Son yirmi iki yıl hepimiz için çok öğretici oldu. Özellikle 2010 referandumundan sonra;
-Devlet nasıl soyulur,
-Halk nasıl fakirleştirilir,
-Din nasıl istismar edilir,
-Yasalara takılmadan nasıl rüşvet alınır,
-Nasıl yolsuzluk yapılır,
-Halk nasıl kandırılır,
-Milli ve manevi değerlerin içi nasıl boşaltılır,
-Nasıl rant dağıtılır,
-İhaleler nasıl yandaşa peşkeş çekilir,
-Muhalefet nasıl susturulur,
-Yargı nasıl siyasallaştırılır,
-Oy nasıl satılır, nasıl satın alınır,
-Muhalefet nasıl dizayn edilir,
-Devlet gücü siyasi ikbal için nasıl kullanılır,
-Basın nasıl ele geçirilir,
-Yalan nasıl söylenir,
-Özel hayatlar üzerinden nasıl baskı kurulur? Ve daha birçok şeyi bu süreçte öğrendik.
Bir halkı soyup hem de onun oyunu, desteğini almak büyük hünerdir.
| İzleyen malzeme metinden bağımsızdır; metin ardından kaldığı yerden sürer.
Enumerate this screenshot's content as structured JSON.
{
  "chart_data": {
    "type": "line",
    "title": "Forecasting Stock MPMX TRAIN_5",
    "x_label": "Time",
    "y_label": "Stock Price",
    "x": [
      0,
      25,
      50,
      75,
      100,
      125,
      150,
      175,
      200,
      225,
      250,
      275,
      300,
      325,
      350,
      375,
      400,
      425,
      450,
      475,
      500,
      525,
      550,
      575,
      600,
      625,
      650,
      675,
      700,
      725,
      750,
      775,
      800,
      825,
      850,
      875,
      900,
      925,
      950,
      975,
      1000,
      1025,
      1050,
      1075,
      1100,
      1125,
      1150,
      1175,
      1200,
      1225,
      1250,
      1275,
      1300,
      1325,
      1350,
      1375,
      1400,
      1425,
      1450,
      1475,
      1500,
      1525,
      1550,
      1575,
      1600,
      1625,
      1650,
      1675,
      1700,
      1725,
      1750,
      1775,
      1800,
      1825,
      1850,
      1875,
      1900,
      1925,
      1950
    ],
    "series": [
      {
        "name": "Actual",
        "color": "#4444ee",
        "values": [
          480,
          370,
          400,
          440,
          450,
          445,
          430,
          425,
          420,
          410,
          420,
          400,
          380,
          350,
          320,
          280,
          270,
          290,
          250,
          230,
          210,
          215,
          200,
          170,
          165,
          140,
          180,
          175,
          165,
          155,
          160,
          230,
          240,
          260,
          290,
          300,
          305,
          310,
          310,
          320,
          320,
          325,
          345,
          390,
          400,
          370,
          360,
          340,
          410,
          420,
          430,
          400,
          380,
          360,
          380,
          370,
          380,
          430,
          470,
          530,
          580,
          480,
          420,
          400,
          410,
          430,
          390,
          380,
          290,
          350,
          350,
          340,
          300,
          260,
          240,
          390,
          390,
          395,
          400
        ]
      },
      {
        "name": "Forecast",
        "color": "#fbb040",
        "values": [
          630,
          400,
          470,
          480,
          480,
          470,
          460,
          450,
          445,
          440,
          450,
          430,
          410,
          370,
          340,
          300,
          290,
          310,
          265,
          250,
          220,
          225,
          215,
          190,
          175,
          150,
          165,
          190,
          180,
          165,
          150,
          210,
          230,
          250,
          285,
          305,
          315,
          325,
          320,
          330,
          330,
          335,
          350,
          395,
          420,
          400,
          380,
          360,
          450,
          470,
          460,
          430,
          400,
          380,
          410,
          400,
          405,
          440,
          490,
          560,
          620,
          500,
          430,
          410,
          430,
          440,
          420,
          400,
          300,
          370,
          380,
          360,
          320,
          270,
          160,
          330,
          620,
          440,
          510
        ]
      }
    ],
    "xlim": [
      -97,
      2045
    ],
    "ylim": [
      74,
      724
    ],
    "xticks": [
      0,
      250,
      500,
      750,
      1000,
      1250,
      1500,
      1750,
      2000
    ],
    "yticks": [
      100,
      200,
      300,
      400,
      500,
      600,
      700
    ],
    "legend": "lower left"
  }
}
Bunu herkes yapamaz. Onca yanlışa, onca hukuksuzluğa, onca sefalete rağmen bir iktidarın gücünü koruması bir kısım siyasetçinin yukarıda saydığım işlerde ustalaşmasının sonucudur.
Türkiye’nin kaynakları abartılmış ihalelere gidiyormuş, kimin umurunda. Alan ve satan bizdense her türlü hukuksuzluk meşrulaşıyor. Hırsızlık, yolsuzluk, rüşvet, failine göre muamele görüyor, yapan bizdense mesele yok, bizden değilse -vurun kahpeye...
Son yirmi iki yılın en büyük kaybı budur: umursamazlık, görmezden gelmezlik, siyaset kurumunu herhangi bir ahlaki denetime tabi tutmayı gereksiz görmezlik vs.
Önce ahlakı, milli ve manevi duyarlılığı yok ettiler, sonra da ganimet malı gibi bu ülkenin kaynaklarına çullanıp, eşe dosta dağıtarak, çar çur ettiler. Halkın ahlak damarlarını kestiler. Toplum hassasiyetini kaybedince, her şey olağan hale geldi. Toplumu eğiterek adeta bir bağımlılık yarattılar. Hem şikayet edip hem oy vermek bu psikoloji ve bağımlılığın eseridir.
İktidarlar değişince bazı şeyler değişir, ama zor olan bu duyarsızlığın, bu çürüme ve yozlaşmanın nasıl düzeltileceğidir. Maşeri vicdanı kaybettik her şey olağan hale geldi artık hiçbir şeye şaşırmıyoruz. En büyük kaybımız budur!